Mis pensamientos, poemas, cuentos... de Isabel Agüera

4 ago 2018

Velatorio

En la pequeña salida de estar, un puñado de mujeres velaban a doña AmparoDoña Amparo era la viuda de un mal hombre que medio la secuestro en aquel caserón de la calle principal del pueblo. Y ella, mujer endurecida  y resignada a su mala suerte, pasaba los días entre patios y corrales y, cuando alguien llamaba a su puerta, observaba por la cerradura y, de puntillas, se alejaba de forma que nadie, desde hacía muchos años, había osado  traspasar el umbral de aquel caserón  de labranza, destartalado y viejo..
Su muerte fue algo tan natural que ni tan siquiera Teresina, su única sobrina y heredera, llegó con tiempo al entierro.
Por caridad, aquellas mujeres del velatorio estaban allí, en la intimidad  de las cuatro cosas que habían constituido durante largos años, la vida de doña Amparo: la funda de sus gafas, la bolsa del crochet, una maceta de albahaca, fotografías deslucidas de rostros ancestrales  y una alacena de puertas de cristal por donde podía verse un plato con un trozo de queso y una caja de galletas. Alguien, haciendo un chiste, comentó: 6¡Hay que ver cómo se alimentaba doña Amparo!
Una sonrisa de asentimiento brotó de los labios de aquellas mujeres, al tiempo que una enlutada y arcaica mujer, con un gran termo entre las manos, saludaba y relataba en un largo soliloquio: Dios guarde a las señoras. Soy Carmen, la "Guiñapa", la criada de doña Amparo en sus tiempos de mozuela; éramos de la misma edad. Me he tomado la libertad de traerles caldo; está recién hecho... ¡Pobre doña Amparo! ¡Si su padre, Don Juan, el veterinario de entonces, que en paz descanse, hubiera sabido..! Se había vuelto muy rara pero, cuando era mocita tocaba el piano, cantaba...
Las mujeres del velatorio, tras unos minutos de silencio, retornaron un animado  parloteo con el que pasaron, sin piedad, por gente y acontecimientos del pueblo. Carmen, la "Guiñapa", la antigua sirvienta de doña Amparo, ensimismada, guardaba silencio acurrucada en una pequeña silla de anea y, como reverente, pasaba las cuentas de un rosario.
Llegó la hora del entierro. Las puertas de la casa, abiertas de par en par, evidenciaban un absoluto abandono: entraban y salían niños que jugaban al esconder por entre las reservadas habitaciones de doña Amparo.
También  hombres desocupados formaban corrillo en el patio de pilistras y geranios, distracción y capricho de la difunta.  De vez en cuando, portazos, alguna que otra voz, arrullo de palomos en el tejado y el incansable murmullo de las mujeres del velatorio.
Llegó la hora del entierro: cinco de la tarde. El cielo estaba negro para llover. Doña Amparo, colocada de cualquier manera en un barato féretro, aguardaba en el  más absoluto  abandono, encerrada por alguien en el suelo de su dormitorio. Un coche llegó en el último momento: era una sofisticada y cursi mujer:  Teresina, su sobrina y heredera.
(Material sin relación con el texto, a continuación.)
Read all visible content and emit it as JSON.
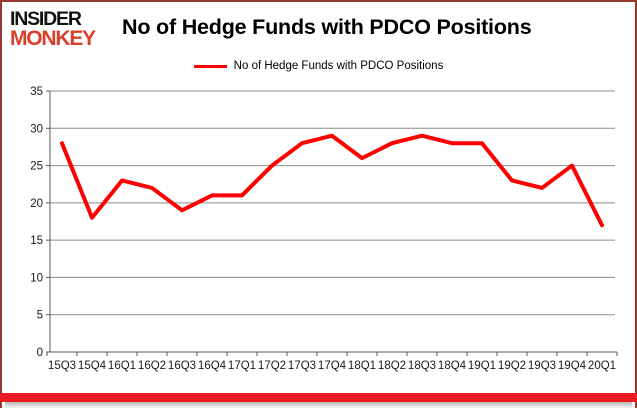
{
  "header": {
    "logo": {
      "line1": "INSIDER",
      "line2": "MONKEY"
    },
    "title": "No of Hedge Funds with PDCO Positions"
  },
  "legend": {
    "label": "No of Hedge Funds with PDCO Positions"
  },
  "colors": {
    "series_line": "#fe0000",
    "logo_red": "#d8402a",
    "grid": "#8c8c8c",
    "axis": "#595959",
    "frame_border": "#93392f",
    "bottom_bar": "#ea1b22",
    "text": "#1a1a1a"
  },
  "chart_data": {
    "type": "line",
    "title": "No of Hedge Funds with PDCO Positions",
    "legend_entries": [
      "No of Hedge Funds with PDCO Positions"
    ],
    "legend_position": "top",
    "grid": true,
    "categories": [
      "15Q3",
      "15Q4",
      "16Q1",
      "16Q2",
      "16Q3",
      "16Q4",
      "17Q1",
      "17Q2",
      "17Q3",
      "17Q4",
      "18Q1",
      "18Q2",
      "18Q3",
      "18Q4",
      "19Q1",
      "19Q2",
      "19Q3",
      "19Q4",
      "20Q1"
    ],
    "values": [
      28,
      18,
      23,
      22,
      19,
      21,
      21,
      25,
      28,
      29,
      26,
      28,
      29,
      28,
      28,
      23,
      22,
      25,
      17
    ],
    "xlabel": "",
    "ylabel": "",
    "ylim": [
      0,
      35
    ],
    "ytick_step": 5,
    "yticks": [
      0,
      5,
      10,
      15,
      20,
      25,
      30,
      35
    ],
    "line_color": "#fe0000"
  }
}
Acariciando  una perrita que llevaba entre sus brazos, tomó posesión de la casa, excusándose: No me he enterado a tiempo; no he podido venir antes; les agradezco.. Bajo un gran paraguas negro, llegaban a la puerta el cura y un monaguillo. Las mujeres de la salita continuaban impertérritas en absorta conversación, y doña Amparo, a hombros de cuatro hombres pagados, salía de su casa, precedida de un rutinario responso que nadie respetaba, que a nadie le importaba... Atrás quedaba su casa, su misterio, su trozo de queso, su caja de galletas... Por las calles solitarias de aquella tarde lluviosa, media docena de personas, entre ellas Carmen, la "Guiñapa", y la sofisticada Teresina, protegiendo a su lulú de la lluvia, seguían al coche fúnebre.
En el cementerio, un prosaico enterrador, tenía a punto el hoyo. Allí, sin una corona, sin una lágrima, sin un suspiro, quedó una vida llena de sufrimientos, llena de interrogantes.